O diretor de Fitzcarraldo percorreu os campos minados de fóruns on-line e convenções de hackers. Sempre que possível, disparou perguntas da plateia ou de seu computador, como qualquer participante anônimo destes encontros ora presenciais, ora totalmente virtuais.  Também visitou os laboratórios onde a internet começou a ser inventada, ainda como uma arma militar em plena Guerra Fria. Uma das curiosidades do filme é podermos ver um gigantesco pré-computador, do qual, reza a lenda um primeiro pacote de dados não conseguiu ser enviado com sucesso: a palavra “login” foi interrompida antes do “in”. Para além da rede e do mundo cada vez mais real das redes sociais Herzog visitou especialistas em robótica, os responsáveis pelos projetos de colonização de outros planetas e cientistas responsáveis pelas mais novas plataformas no cyberespaço.

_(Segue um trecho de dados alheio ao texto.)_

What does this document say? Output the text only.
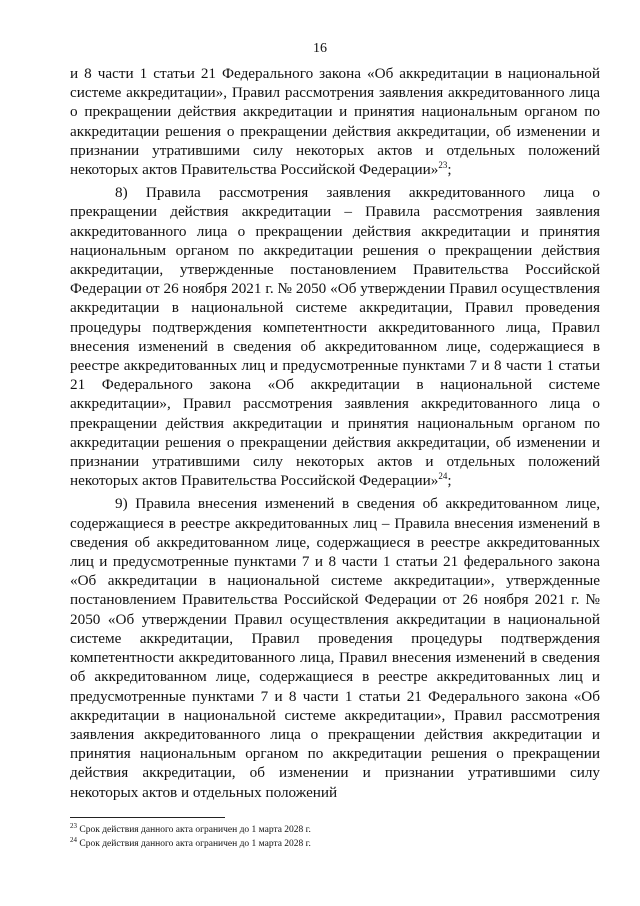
16

и 8 части 1 статьи 21 Федерального закона «Об аккредитации в национальной системе аккредитации», Правил рассмотрения заявления аккредитованного лица о прекращении действия аккредитации и принятия национальным органом по аккредитации решения о прекращении действия аккредитации, об изменении и признании утратившими силу некоторых актов и отдельных положений некоторых актов Правительства Российской Федерации»$^{23}$;

8) Правила рассмотрения заявления аккредитованного лица о прекращении действия аккредитации – Правила рассмотрения заявления аккредитованного лица о прекращении действия аккредитации и принятия национальным органом по аккредитации решения о прекращении действия аккредитации, утвержденные постановлением Правительства Российской Федерации от 26 ноября 2021 г. № 2050 «Об утверждении Правил осуществления аккредитации в национальной системе аккредитации, Правил проведения процедуры подтверждения компетентности аккредитованного лица, Правил внесения изменений в сведения об аккредитованном лице, содержащиеся в реестре аккредитованных лиц и предусмотренные пунктами 7 и 8 части 1 статьи 21 Федерального закона «Об аккредитации в национальной системе аккредитации», Правил рассмотрения заявления аккредитованного лица о прекращении действия аккредитации и принятия национальным органом по аккредитации решения о прекращении действия аккредитации, об изменении и признании утратившими силу некоторых актов и отдельных положений некоторых актов Правительства Российской Федерации»$^{24}$;

9) Правила внесения изменений в сведения об аккредитованном лице, содержащиеся в реестре аккредитованных лиц – Правила внесения изменений в сведения об аккредитованном лице, содержащиеся в реестре аккредитованных лиц и предусмотренные пунктами 7 и 8 части 1 статьи 21 федерального закона «Об аккредитации в национальной системе аккредитации», утвержденные постановлением Правительства Российской Федерации от 26 ноября 2021 г. № 2050 «Об утверждении Правил осуществления аккредитации в национальной системе аккредитации, Правил проведения процедуры подтверждения компетентности аккредитованного лица, Правил внесения изменений в сведения об аккредитованном лице, содержащиеся в реестре аккредитованных лиц и предусмотренные пунктами 7 и 8 части 1 статьи 21 Федерального закона «Об аккредитации в национальной системе аккредитации», Правил рассмотрения заявления аккредитованного лица о прекращении действия аккредитации и принятия национальным органом по аккредитации решения о прекращении действия аккредитации, об изменении и признании утратившими силу некоторых актов и отдельных положений

$^{23}$ Срок действия данного акта ограничен до 1 марта 2028 г.

$^{24}$ Срок действия данного акта ограничен до 1 марта 2028 г.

Em entrevista recente ao jornal The Guardian,  afirmou que não se posiciona de maneira maniqueísta em relação à internet: “Eu seria cauteloso para dizer que é boa ou ruim. Nós não faríamos essa pergunta em relação à eletricidade, não é?”. Disse ainda que não tem nada contra a rede “em si”, mas sabe que é preciso estar atento a ela no momento em que vive um boom, muito semelhante ao dos “carros nos Estados Unidos da Era Elvis”: “O que precisamos aprender é a usar a internet responsavelmente”, acredita ele, que no filme também entrevista vítimas de assédio e até de crimes mais graves cometidos on line.

Lo and behold ainda não tem data de estreia prevista no Brasil, mas os admiradores da obra de Herzog no país já têm à disposição um outro documentário recente, ainda quente. No caso, quentíssimo: Visita ao inferno (Into the inferno) foi feito especialmente para o Netflix e mostra este criador inquieto enfrentando os mais violentos vulcões do mundo. O mesmo diretor que visitou a devastação causada pela tecnologia também nos faz encarar, através do fogo, uma realidade telúrica e incontornável: “A fúria da natureza nos expõe a todos, igualmente”, como afirma um de seus entrevistados.